Depuis lors, on tente, on essaie. Parfois on approche le sublime, on frôle l'immense, que ce soit Ennio Morricone sous le pont brumeux de Brooklyn, ou quelques notes de guitare face à Robert De Niro s'écroulant dans une chambre d'hôtel, que ce soit Haendel accompagnant un cortège funèbre ou Hisaishi accompagnant un voyage en train, que ce soit, même, un gamin qui crève le ciel de son poing porté par les Simple Minds ou un tunnel traversé par Emma Watson au son du Heroes de David Bowie... Mais pourtant, aussi près qu'ils fussent, aucun de ces instants n'atteignit à nouveau cette perfection.


Il aura fallu se réclamer de Casablanca, l'invoquer en filigrane au travers d'affiches, de dialogues, de quelques plans, pour à nouveau s'approcher si près du ciel.
Il aura fallu le regard ahurissant de tendresse d'Emma Stone, accoudée à un piano ou interdite sur le seuil d'un restaurant pour revivre cette symbiose enchanteresse.
Il aura fallu quelques notes de piano d'un thème ancré dans la mélancolie en écho au As Time Goes By du désert Nord-Africain.
Il aura fallu, encore une fois, arrêter le temps l'espace d'un plan dévorant un visage infiniment touchant.


En 2h à Los Angeles, l'envol se fait multiple, les instants de grâce foisonnent. D'abord follement euphoriques, puis se teintant d'une douce mélancolie, pour balayer le spectre des émotions.


Il s'agit de jazz festif, de ce jazz de puriste, entre piano dansant et cuivres hurlants, né au coeur de La Nouvelle Orléans. Un jazz incandescent, irrésistible, faisant éclater les murs dans un élan de bonheur.
Il s'agit d'instants volés au quotidien, d'immenses chorégraphies exaltées par-dessus un serpent d'acier immobile ou autour d'une piscine dans une villa hollywoodienne, d'une vie de rêve dans le faste et la joie de la cité des anges.
Il s'agit d'un numéro de claquettes crépusculaire en jaune et blanc, comme une étincelle sous le ciel bleuté, une rencontre placée sous le signe de l'élégance et de la légèreté.
Il s'agit d'une visite nocturne dans un planetarium, rythmée par les trois temps d'une valse soufflée à l'oreille de deux âmes tourbillonnant sous les étoiles. Deux âmes libérées de l'attraction terrestre le temps de quelques pas au coeur des nuages, hors du monde et du temps.
Il s'agit d'une histoire, d'un cri pour les rêveurs, d'un moment de nostalgie centré sur la Seine. De voir, isolé des hommes, un visage s'époumoner, hurler sa gratitude aux fous, aux rêveurs, poètes, les yeux emplis de larmes.
Il s'agit d'un lien tissé par quelques notes de piano, résonnant d'une jetée désertique à un appartement plongé dans une lueur émeraude. Face au piano, un couple s'imprime sur les rétines, élégant, émouvant, beau.
Il s'agit, enfin, de quelques minutes pour réécrire l'histoire. De repartir de ces quelques notes de piano, écho à travers les âges de Dooley Wilson, de ce visage inoubliable envahissant l'écran, pour refaire le film de ce qui aurait pu être.
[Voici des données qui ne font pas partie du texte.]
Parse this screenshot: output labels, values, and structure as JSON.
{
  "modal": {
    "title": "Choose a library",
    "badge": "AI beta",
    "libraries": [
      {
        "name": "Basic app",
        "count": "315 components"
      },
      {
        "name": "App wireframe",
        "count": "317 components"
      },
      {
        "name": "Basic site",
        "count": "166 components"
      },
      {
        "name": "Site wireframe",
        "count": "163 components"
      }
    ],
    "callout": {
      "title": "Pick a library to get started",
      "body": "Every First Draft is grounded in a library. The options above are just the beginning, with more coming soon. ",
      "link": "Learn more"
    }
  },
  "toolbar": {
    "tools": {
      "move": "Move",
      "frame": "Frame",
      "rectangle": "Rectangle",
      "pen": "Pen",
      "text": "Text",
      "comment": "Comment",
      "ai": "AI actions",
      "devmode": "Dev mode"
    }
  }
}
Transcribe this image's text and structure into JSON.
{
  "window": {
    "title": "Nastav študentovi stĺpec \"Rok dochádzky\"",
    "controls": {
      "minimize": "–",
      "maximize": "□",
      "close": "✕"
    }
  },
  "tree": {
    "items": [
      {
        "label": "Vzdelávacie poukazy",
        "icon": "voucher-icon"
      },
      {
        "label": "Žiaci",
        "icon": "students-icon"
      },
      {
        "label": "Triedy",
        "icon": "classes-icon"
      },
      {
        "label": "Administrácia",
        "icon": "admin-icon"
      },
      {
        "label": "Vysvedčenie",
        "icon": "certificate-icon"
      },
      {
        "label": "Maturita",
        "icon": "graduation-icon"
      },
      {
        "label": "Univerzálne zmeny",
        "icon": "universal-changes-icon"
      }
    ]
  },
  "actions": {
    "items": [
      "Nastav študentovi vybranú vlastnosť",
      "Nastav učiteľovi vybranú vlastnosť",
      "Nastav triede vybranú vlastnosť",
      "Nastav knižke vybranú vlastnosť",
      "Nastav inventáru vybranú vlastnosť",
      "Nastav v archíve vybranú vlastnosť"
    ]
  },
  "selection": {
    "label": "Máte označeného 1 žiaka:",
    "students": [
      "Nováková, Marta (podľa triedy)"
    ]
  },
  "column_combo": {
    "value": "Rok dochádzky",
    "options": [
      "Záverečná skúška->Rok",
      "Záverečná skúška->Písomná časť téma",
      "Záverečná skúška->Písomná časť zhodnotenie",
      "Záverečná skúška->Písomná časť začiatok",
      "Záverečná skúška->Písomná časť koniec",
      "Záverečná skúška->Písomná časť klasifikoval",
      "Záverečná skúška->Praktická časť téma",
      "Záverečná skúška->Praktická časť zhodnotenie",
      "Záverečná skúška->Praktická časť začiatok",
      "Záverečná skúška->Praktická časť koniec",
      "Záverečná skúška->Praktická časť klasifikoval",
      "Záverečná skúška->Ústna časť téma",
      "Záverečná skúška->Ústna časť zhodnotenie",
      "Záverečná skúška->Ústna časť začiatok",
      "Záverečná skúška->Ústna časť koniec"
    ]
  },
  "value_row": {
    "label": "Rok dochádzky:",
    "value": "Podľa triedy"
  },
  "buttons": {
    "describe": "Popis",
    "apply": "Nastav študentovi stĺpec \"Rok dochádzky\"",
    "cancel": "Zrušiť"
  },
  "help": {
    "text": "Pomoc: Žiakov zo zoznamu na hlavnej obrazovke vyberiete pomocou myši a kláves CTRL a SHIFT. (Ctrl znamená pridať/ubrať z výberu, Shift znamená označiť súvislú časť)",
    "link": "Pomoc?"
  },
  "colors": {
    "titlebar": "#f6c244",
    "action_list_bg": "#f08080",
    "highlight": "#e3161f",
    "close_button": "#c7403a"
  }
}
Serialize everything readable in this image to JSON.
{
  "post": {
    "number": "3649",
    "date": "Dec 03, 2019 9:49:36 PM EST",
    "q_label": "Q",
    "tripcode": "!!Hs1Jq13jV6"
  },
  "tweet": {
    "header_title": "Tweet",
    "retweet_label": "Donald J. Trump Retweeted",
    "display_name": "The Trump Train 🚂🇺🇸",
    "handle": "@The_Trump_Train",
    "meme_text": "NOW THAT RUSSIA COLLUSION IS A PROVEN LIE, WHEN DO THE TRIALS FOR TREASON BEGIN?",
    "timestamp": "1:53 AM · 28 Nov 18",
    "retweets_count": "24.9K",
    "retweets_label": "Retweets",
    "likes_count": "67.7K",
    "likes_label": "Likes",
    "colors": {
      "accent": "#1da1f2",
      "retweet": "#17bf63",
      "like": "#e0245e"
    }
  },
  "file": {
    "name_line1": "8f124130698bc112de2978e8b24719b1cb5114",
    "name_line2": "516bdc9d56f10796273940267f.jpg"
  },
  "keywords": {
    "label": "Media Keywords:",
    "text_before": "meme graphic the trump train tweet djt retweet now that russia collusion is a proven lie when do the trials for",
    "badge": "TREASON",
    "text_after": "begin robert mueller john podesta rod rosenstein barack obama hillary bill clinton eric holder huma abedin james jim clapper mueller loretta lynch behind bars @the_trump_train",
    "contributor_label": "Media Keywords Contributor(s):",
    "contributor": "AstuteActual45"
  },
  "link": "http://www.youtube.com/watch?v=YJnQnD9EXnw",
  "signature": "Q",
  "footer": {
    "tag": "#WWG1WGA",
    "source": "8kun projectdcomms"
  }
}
Un dernier plan sublime accroche une dernière fois sur nos yeux le visage d'Emma Stone, une image qui viendra clore la galerie ébouriffante de souvenirs plantés à jamais dans mon coeur.
Une danse dans la nuit, un envol majestueux, un sourire accoudée au piano, un regard au Lipton's.
Un regard à Seb.
Un sourire.
Pour lui et pour moi.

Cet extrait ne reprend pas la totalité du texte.